Durante a apresentação, o Ministro destacou a importância de construir uma política pública de forma colaborativa, envolvendo os diversos entes federados. Ele apontou que uma das falhas na implementação do atual ensino médio foi a falta de participação ampla e diversificada na sua elaboração, algo que a atual gestão do MEC busca corrigir com esse processo de consulta.

“O que estamos fazendo agora é corrigir, aperfeiçoar e melhorar o ensino médio. Nós queremos dar mais oportunidade aos nossos jovens, ouvindo professores, alunos, especialistas, técnicos e secretários de Educação”, afirmou.

O sumário apresentado será submetido à apreciação do setor educacional e dos órgãos normativos. Até o dia 21 de agosto, esses grupos poderão enviar suas considerações para o Ministério da Educação, que consolidará as propostas na versão final do relatório. Esse relatório será encaminhado para apreciação do Congresso Nacional, visando assegurar a representatividade democrática no processo.

“É importante frisar que essa é a proposta do MEC, fruto da consulta pública. Nós não queremos construir nada sem diálogo, por isso queremos elaborar um documento com consenso em relação ao aperfeiçoamento e às mudanças necessárias para melhorar a qualidade da educação do ensino médio no Brasil”, explicou.

As propostas não se limitam apenas à esfera legislativa. O Ministério da Educação também planeja apresentá-las às Comissões de Educação da Câmara dos Deputados e do Senado Federal. Essas comissões terão a oportunidade de contribuir com o relatório final, utilizando as informações colhidas em audiências públicas realizadas pelas casas legislativas.

Fotos: Ângelo Miguel/MEC

A Consulta Pública contou com uma série de ações para garantir a participação de diversos setores da sociedade. Isso incluiu a coleta pública de contribuições por meio da Plataforma Participa + Brasil, ciclos de webinários com especialistas, diálogos sobre a educação básica em parceria com a Associação Nacional de Pós-Graduação e Pesquisa em Educação (ANPEd), consultas online com estudantes, professores e gestores, oficinas de pesquisa regionais, pesquisas presenciais representativas, revisões sistemáticas de produção científica e audiências públicas com entidades ligadas ao Fórum Nacional de Educação (FNE), Conselho Nacional de Secretários de Educação (Consed), Conselho Nacional de Educação (CNE) e Fórum Nacional de Conselhos Estaduais de Educação (Foncede).

SUMÁRIO

Presidentes de algumas entidades educacionais ligadas à educação básica também estavam presentes no anúncio: Conselho Nacional de Secretários de Educação (Consed); Fórum Nacional de Educação (FNE); Fórum Nacional dos Conselho Estaduais Distrital de Educação (Foncede); Conselho Nacional de Educação (CNE); e União Brasileira dos Estudantes Secundaristas (Ubes).

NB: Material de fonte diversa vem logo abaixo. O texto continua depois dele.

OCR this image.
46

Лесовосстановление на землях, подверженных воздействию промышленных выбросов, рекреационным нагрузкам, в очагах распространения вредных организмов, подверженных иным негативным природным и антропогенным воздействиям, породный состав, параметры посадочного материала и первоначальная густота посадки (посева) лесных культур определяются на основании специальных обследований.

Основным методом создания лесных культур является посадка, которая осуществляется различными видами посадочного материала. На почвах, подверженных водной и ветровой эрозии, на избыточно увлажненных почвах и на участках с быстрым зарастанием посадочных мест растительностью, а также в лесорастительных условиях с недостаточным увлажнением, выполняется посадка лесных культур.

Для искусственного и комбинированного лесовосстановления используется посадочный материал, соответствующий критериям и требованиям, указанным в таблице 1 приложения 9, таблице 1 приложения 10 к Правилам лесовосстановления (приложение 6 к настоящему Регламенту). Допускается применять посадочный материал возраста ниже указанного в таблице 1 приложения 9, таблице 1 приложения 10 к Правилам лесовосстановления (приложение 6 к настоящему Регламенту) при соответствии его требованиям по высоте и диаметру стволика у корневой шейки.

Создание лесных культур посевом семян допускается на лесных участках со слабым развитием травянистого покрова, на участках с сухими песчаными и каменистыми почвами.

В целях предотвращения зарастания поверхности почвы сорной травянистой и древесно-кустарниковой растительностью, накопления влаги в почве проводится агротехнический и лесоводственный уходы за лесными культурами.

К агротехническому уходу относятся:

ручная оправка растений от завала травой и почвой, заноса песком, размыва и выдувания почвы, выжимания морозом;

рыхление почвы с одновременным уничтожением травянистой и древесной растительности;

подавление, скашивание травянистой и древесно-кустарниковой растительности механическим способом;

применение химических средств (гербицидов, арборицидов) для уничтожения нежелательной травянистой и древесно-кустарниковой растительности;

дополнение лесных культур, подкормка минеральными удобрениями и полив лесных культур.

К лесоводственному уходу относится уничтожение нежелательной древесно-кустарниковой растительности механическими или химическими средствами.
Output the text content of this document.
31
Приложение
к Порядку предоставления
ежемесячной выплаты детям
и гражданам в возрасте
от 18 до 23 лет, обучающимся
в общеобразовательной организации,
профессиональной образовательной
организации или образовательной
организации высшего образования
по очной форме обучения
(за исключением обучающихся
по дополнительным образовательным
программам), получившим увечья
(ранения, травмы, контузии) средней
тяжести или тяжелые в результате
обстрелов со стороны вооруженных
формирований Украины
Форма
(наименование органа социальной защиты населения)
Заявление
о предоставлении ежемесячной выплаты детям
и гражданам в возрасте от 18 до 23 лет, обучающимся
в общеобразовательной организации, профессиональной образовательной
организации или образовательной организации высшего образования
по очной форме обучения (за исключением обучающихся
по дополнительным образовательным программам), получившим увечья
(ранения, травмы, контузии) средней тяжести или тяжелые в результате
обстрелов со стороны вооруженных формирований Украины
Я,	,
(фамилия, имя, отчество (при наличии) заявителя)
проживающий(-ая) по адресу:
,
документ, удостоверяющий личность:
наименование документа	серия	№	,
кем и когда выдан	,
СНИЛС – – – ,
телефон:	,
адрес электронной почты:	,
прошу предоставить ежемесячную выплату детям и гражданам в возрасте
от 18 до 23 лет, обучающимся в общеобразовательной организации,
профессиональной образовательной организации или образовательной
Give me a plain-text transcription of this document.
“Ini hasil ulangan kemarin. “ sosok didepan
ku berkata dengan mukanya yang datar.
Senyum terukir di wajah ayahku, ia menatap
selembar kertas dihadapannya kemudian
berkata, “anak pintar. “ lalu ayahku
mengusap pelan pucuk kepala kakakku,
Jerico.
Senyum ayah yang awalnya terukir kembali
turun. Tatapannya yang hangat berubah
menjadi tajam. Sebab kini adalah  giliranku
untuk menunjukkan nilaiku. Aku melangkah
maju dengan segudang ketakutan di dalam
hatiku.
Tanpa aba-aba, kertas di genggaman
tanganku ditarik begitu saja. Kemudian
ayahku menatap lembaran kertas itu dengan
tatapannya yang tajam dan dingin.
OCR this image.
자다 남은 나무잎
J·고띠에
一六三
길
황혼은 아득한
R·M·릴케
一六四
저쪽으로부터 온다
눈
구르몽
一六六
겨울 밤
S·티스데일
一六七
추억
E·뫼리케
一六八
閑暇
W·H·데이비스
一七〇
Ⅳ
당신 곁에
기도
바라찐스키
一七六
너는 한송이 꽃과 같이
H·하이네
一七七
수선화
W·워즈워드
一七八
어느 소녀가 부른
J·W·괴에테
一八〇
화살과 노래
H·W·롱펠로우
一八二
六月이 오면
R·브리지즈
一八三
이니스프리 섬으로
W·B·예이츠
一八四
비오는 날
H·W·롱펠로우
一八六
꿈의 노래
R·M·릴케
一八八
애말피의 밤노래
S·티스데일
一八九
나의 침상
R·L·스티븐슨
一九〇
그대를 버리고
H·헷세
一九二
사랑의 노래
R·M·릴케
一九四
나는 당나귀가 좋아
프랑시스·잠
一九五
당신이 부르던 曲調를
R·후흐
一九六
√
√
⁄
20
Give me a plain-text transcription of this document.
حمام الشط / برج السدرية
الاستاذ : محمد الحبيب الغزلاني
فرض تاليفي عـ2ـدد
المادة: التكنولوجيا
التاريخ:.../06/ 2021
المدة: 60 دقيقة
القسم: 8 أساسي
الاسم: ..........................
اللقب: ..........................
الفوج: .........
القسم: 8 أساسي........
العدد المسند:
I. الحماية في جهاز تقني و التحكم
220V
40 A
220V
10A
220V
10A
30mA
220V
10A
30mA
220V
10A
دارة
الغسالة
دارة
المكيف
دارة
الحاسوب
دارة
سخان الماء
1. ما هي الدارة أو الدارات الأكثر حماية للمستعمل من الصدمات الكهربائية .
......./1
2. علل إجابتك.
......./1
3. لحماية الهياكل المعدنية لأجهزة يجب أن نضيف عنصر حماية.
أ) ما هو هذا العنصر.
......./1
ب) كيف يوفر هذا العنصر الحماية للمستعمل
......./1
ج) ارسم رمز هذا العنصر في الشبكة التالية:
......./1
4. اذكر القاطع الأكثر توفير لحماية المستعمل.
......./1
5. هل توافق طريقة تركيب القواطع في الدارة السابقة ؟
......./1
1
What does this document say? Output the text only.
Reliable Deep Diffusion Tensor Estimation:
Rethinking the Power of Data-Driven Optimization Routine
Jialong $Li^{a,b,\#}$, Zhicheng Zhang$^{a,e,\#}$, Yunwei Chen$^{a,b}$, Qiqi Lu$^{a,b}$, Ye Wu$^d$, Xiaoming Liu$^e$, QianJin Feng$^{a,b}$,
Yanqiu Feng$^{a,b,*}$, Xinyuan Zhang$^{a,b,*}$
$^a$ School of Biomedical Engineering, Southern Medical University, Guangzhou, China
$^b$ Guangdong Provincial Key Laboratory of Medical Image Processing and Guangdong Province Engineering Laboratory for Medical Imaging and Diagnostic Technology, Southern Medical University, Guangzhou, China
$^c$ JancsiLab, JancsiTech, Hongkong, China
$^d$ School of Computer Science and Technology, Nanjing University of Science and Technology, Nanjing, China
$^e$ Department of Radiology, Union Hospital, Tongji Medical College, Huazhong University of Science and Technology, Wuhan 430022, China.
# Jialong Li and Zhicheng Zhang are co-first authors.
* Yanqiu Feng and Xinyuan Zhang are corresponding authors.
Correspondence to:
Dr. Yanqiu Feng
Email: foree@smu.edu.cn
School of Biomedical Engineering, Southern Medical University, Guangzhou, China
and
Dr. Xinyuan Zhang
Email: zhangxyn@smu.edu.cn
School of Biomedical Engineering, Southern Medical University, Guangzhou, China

Antes da coletiva de imprensa, o Ministro Camilo Santana e sua equipe apresentaram o sumário ao grupo, em primeira mão.

“Durante os quatro meses da consulta, essas entidades estiveram junto ao MEC promovendo esse debate necessário, em mais uma iniciativa de participação social e democrática. Agora, vamos nos debruçar sobre os dados para, juntos, construirmos uma proposta para a Política Nacional de Ensino Médio”, declarou.